November 2019
tl;dr: Use sparse depth measurement and RGB to generate dense depth map.
The architecture used in this paper is simple. The main innovation is the brand new direction of this paper creates.
RGB-based depth prediction method are unreliable. The addition of ~100 sparse samples can reduce root mean square error by over 50% (on both NYU-v2 and KITTI).
- The sparse depth samples can come from low-resolution depth sensors or computed from the output of feature-based SLAM.
- The authors also mentioned that even with many samples (>1k) we still see blurry edges. --> The authors suspected that adding skip connection may help. This is further explored in Single Modal Weighted Average.
- Architecture is a simple encoder-decoder structure with UpConv layers. The sparse depth is concat to RGB to become RGB-d image.
- The sparse samples from SLAM/VIO algorithms are not very useful for motion planning. But with the help from color image, these sparse cues can be reconstructed/densified to be dense point cloud map.
- UpProj and UpConv modules proposed by Laina.
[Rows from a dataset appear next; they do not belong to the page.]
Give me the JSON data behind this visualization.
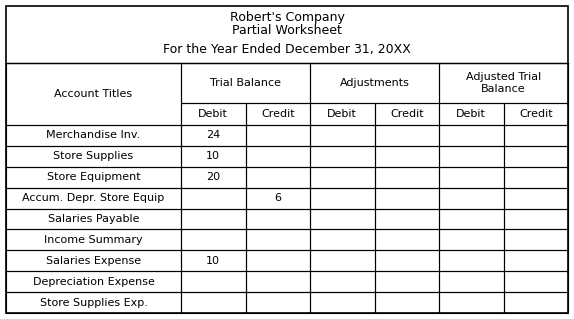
{
  "title_lines": [
    "Robert's Company",
    "Partial Worksheet",
    "For the Year Ended December 31, 20XX"
  ],
  "col_headers_row2": [
    "",
    "Debit",
    "Credit",
    "Debit",
    "Credit",
    "Debit",
    "Credit"
  ],
  "rows": [
    [
      "Merchandise Inv.",
      "24",
      "",
      "",
      "",
      "",
      ""
    ],
    [
      "Store Supplies",
      "10",
      "",
      "",
      "",
      "",
      ""
    ],
    [
      "Store Equipment",
      "20",
      "",
      "",
      "",
      "",
      ""
    ],
    [
      "Accum. Depr. Store Equip",
      "",
      "6",
      "",
      "",
      "",
      ""
    ],
    [
      "Salaries Payable",
      "",
      "",
      "",
      "",
      "",
      ""
    ],
    [
      "Income Summary",
      "",
      "",
      "",
      "",
      "",
      ""
    ],
    [
      "Salaries Expense",
      "10",
      "",
      "",
      "",
      "",
      ""
    ],
    [
      "Depreciation Expense",
      "",
      "",
      "",
      "",
      "",
      ""
    ],
    [
      "Store Supplies Exp.",
      "",
      "",
      "",
      "",
      "",
      ""
    ]
  ],
  "bg_color": "#ffffff",
  "font_size": 8.0,
  "header_font_size": 8.0,
  "title_font_size": 9.0
}
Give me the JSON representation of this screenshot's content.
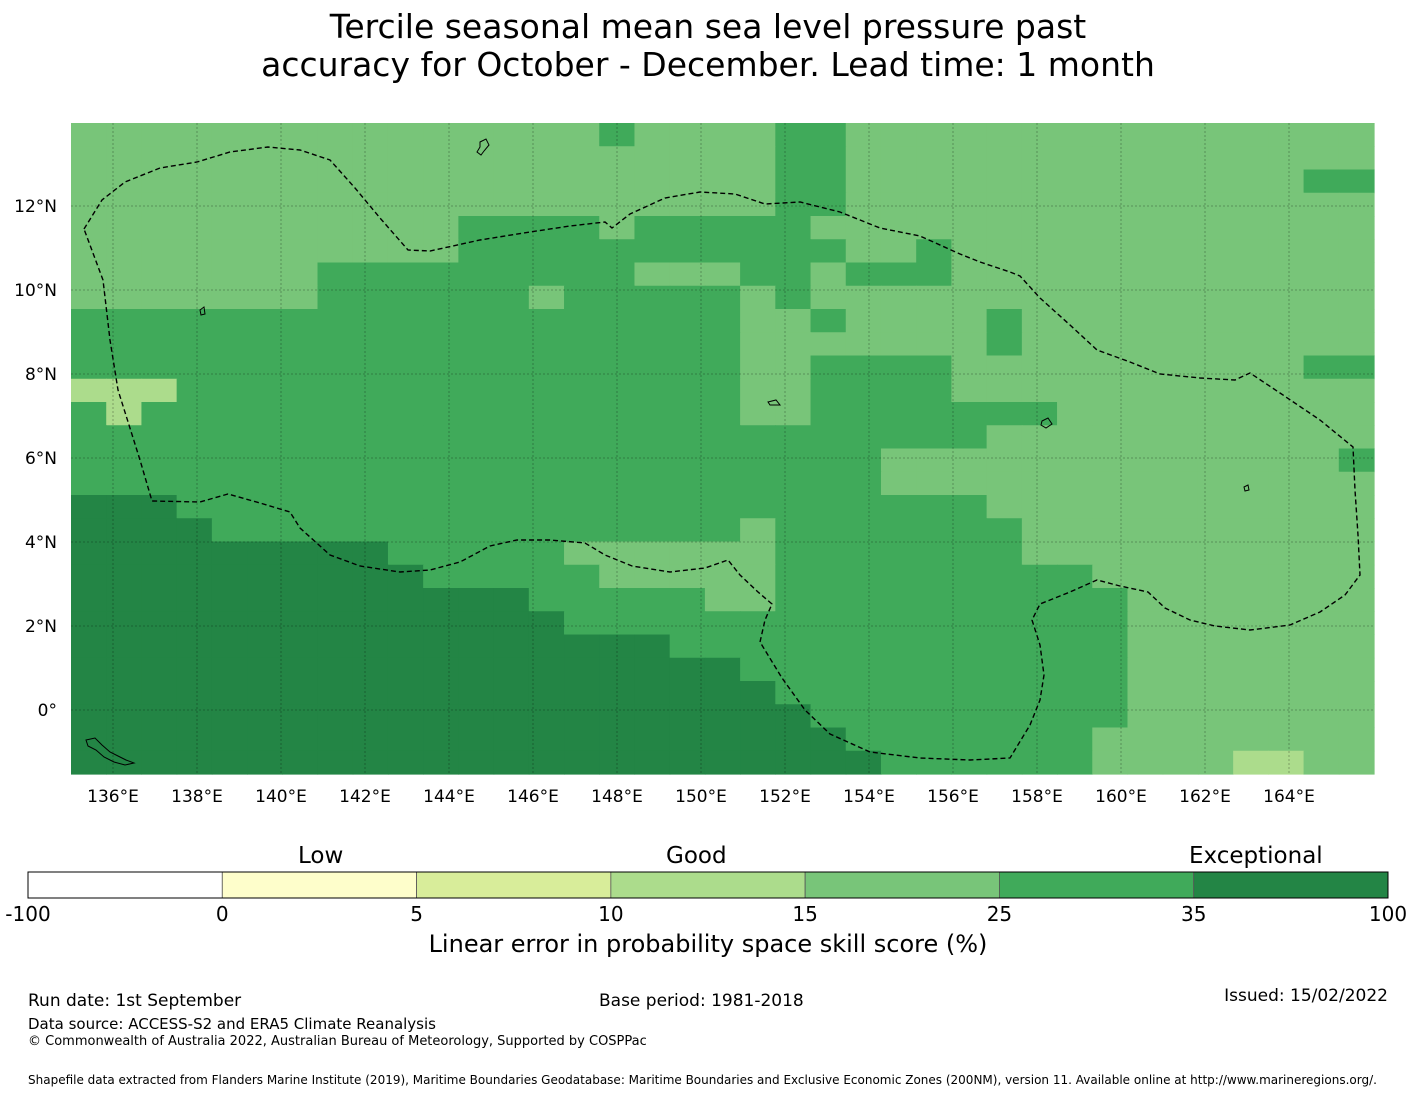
{
  "title_line1": "Tercile seasonal mean sea level pressure past",
  "title_line2": "accuracy for October - December. Lead time: 1 month",
  "colors": {
    "c1": "#ffffff",
    "c2": "#fefecb",
    "c3": "#d8ed9a",
    "c4": "#acdc8c",
    "c5": "#78c579",
    "c6": "#40aa5a",
    "c7": "#238545"
  },
  "map": {
    "lon_ticks": [
      "136°E",
      "138°E",
      "140°E",
      "142°E",
      "144°E",
      "146°E",
      "148°E",
      "150°E",
      "152°E",
      "154°E",
      "156°E",
      "158°E",
      "160°E",
      "162°E",
      "164°E"
    ],
    "lat_ticks": [
      "12°N",
      "10°N",
      "8°N",
      "6°N",
      "4°N",
      "2°N",
      "0°"
    ]
  },
  "colorbar": {
    "categories": [
      "Low",
      "Good",
      "Exceptional"
    ],
    "ticks": [
      "-100",
      "0",
      "5",
      "10",
      "15",
      "25",
      "35",
      "100"
    ],
    "label": "Linear error in probability space skill score (%)"
  },
  "footer": {
    "run_date": "Run date: 1st September",
    "base_period": "Base period: 1981-2018",
    "issued": "Issued: 15/02/2022",
    "data_source": "Data source: ACCESS-S2 and ERA5 Climate Reanalysis",
    "copyright": "© Commonwealth of Australia 2022, Australian Bureau of Meteorology, Supported by COSPPac",
    "shapefile": "Shapefile data extracted from Flanders Marine Institute (2019), Maritime Boundaries Geodatabase: Maritime Boundaries and Exclusive Economic Zones (200NM), version 11. Available online at http://www.marineregions.org/."
  }
}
- BerHu loss is inverted Huber (smooth L1) loss. L1 close to origin and L2 for further away regions. --> But L1 seems to perform better than it, and much better than L2 (which produces over-smooth boundaries).
- Nearest neighboring samples used to avoid creating spurious sparse depth points.
- Each point is sampled with m/n probability during training to increase the robustness of the network.
- Three methods for depth prediction
- RGB
- sd (sparse depth)
- RGB-d
- The peformance gap between ds (sparse depth) When the number of points reaches 1k (less than 1.5% of total pixels), the color image becomes irrelevant for depth prediction.
- Author's presentation on youtube
- How accurate are the points generated with SLAM/VIO? Can they replace active depth sensors? Can we do 3DOD on sparse point cloud generated by SLAM?